On an epic voyage, dust from a single valley in Africa takes a 5000km flight across the globe, only to land in the Amazon. It’s not just any old dust. It’s rich in iron and phosphorous, which are essential for fertilizing plants...
and it weighs a total of 50 MILLION TONS.
For anyone that has visited the Amazon and looked down, you’d be quick to note that below the thin layer of dead leaves is reddish/orange clay- pretty terrible for growing plants. However, plants here have adapted in various ways- most significantly through shallow, wide roots that can absorb nutrients in the upper layers of the soil- to take advantage of any minerals and nutrients they may come across.
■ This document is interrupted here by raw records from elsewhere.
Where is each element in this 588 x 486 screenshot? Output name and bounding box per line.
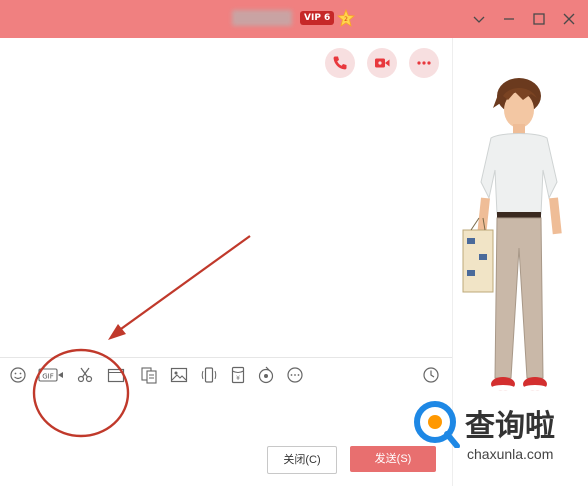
annotation-arrow	[108, 235, 251, 340]
phone-icon	[333, 56, 347, 70]
watermark-brand: 查询啦	[465, 409, 555, 444]
clock-icon[interactable]	[422, 366, 440, 384]
redpacket-icon[interactable]: ¥	[229, 366, 247, 384]
minimize-icon[interactable]	[500, 10, 518, 28]
doc-icon[interactable]	[140, 366, 158, 384]
maximize-icon[interactable]	[530, 10, 548, 28]
send-button[interactable]: 发送(S)	[350, 446, 436, 472]
contact-name-blurred	[232, 10, 292, 26]
music-icon[interactable]	[257, 366, 275, 384]
close-icon[interactable]	[560, 10, 578, 28]
crown-icon: 2	[337, 9, 355, 27]
voice-call-button[interactable]	[325, 48, 355, 78]
emoji-icon[interactable]	[9, 366, 27, 384]
shake-icon[interactable]	[200, 366, 218, 384]
annotation-circle	[32, 348, 130, 438]
video-icon	[375, 58, 390, 68]
title-bar: VIP 6 2	[0, 0, 588, 38]
svg-text:2: 2	[344, 16, 348, 23]
toolbar-more-icon[interactable]	[286, 366, 304, 384]
svg-text:¥: ¥	[236, 375, 240, 382]
close-button[interactable]: 关闭(C)	[267, 446, 337, 474]
video-call-button[interactable]	[367, 48, 397, 78]
more-icon	[417, 61, 431, 65]
watermark-logo	[414, 401, 460, 448]
more-options-button[interactable]	[409, 48, 439, 78]
chevron-down-icon[interactable]	[470, 10, 488, 28]
vip-badge: VIP 6	[300, 11, 335, 25]
watermark-url: chaxunla.com	[467, 446, 554, 462]
image-icon[interactable]	[170, 366, 188, 384]
avatar-character-image	[462, 78, 562, 391]
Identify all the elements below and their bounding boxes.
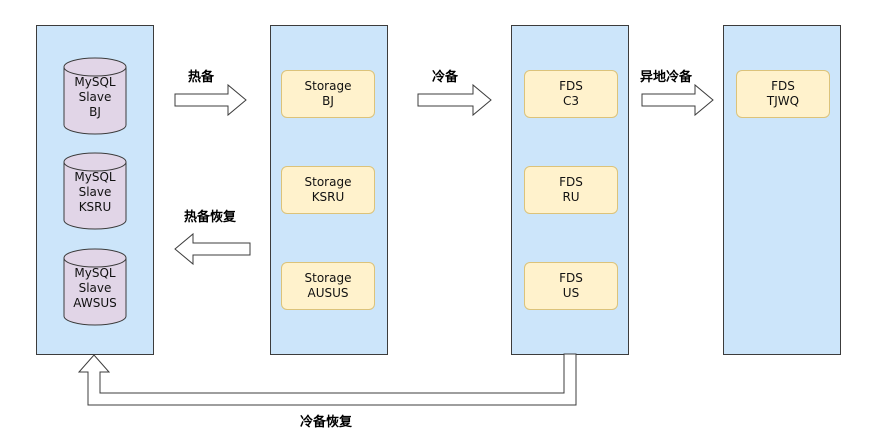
mysql-label: MySQL	[74, 266, 116, 280]
fds-label: FDS	[559, 175, 583, 189]
hot-restore-label: 热备恢复	[184, 210, 237, 225]
mysql-slave-bj-db: MySQL Slave BJ	[63, 57, 127, 135]
storage-label: Storage	[304, 175, 352, 189]
region-label: KSRU	[311, 190, 345, 204]
mysql-label: MySQL	[74, 75, 116, 89]
region-label: AUSUS	[307, 286, 349, 300]
cold-restore-arrow	[77, 353, 577, 406]
hot-backup-arrow	[174, 83, 247, 117]
fds-ru-node: FDS RU	[524, 166, 618, 214]
storage-ksru-node: Storage KSRU	[281, 166, 375, 214]
region-label: TJWQ	[766, 94, 800, 108]
region-label: RU	[562, 190, 580, 204]
slave-label: Slave	[78, 281, 112, 295]
storage-bj-node: Storage BJ	[281, 70, 375, 118]
storage-label: Storage	[304, 79, 352, 93]
cold-backup-arrow	[417, 83, 492, 117]
mysql-label: MySQL	[74, 170, 116, 184]
cold-backup-label: 冷备	[432, 70, 459, 85]
mysql-slave-awsus-db: MySQL Slave AWSUS	[63, 248, 127, 326]
fds-c3-node: FDS C3	[524, 70, 618, 118]
fds-label: FDS	[771, 79, 795, 93]
region-label: C3	[562, 94, 579, 108]
fds-label: FDS	[559, 79, 583, 93]
region-label: AWSUS	[73, 296, 117, 310]
storage-label: Storage	[304, 271, 352, 285]
fds-tjwq-node: FDS TJWQ	[736, 70, 830, 118]
mysql-slave-ksru-db: MySQL Slave KSRU	[63, 152, 127, 230]
region-label: BJ	[89, 105, 101, 119]
region-label: KSRU	[78, 200, 112, 214]
cold-restore-label: 冷备恢复	[300, 415, 353, 430]
hot-restore-arrow	[174, 232, 251, 266]
fds-label: FDS	[559, 271, 583, 285]
offsite-cold-backup-label: 异地冷备	[640, 70, 693, 85]
region-label: BJ	[322, 94, 334, 108]
region-label: US	[562, 286, 580, 300]
slave-label: Slave	[78, 185, 112, 199]
fds-us-node: FDS US	[524, 262, 618, 310]
storage-ausus-node: Storage AUSUS	[281, 262, 375, 310]
slave-label: Slave	[78, 90, 112, 104]
offsite-cold-backup-arrow	[641, 83, 714, 117]
hot-backup-label: 热备	[188, 70, 215, 85]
It was long thought that the most significant source of any minerals that did feed the Amazon rainforest were from the rivers which are full of all sorts of nutrients from the upland volcanic Andes they start in. When flooding occurs, the plants rejoice- sandy deposits layer the earth and provide an essential source of minerals needed for growth.
However, this new study, published here, shows that a huge source of the minerals that keep the Amazon thriving come from the continent next door, Africa. Incredibly, dust storms take up thousands of tons of dust every day from a dry, salty river bed and blast across the Atlantic Ocean to end up in the Amazon. The millions of tons per year that are deposited are likely to be found to be incredibly important, it can account for plant growth in areas that otherwise have little access to the mineral-rich rivers.
So, much thanks to one small valley in Africa, the Amazon blooms.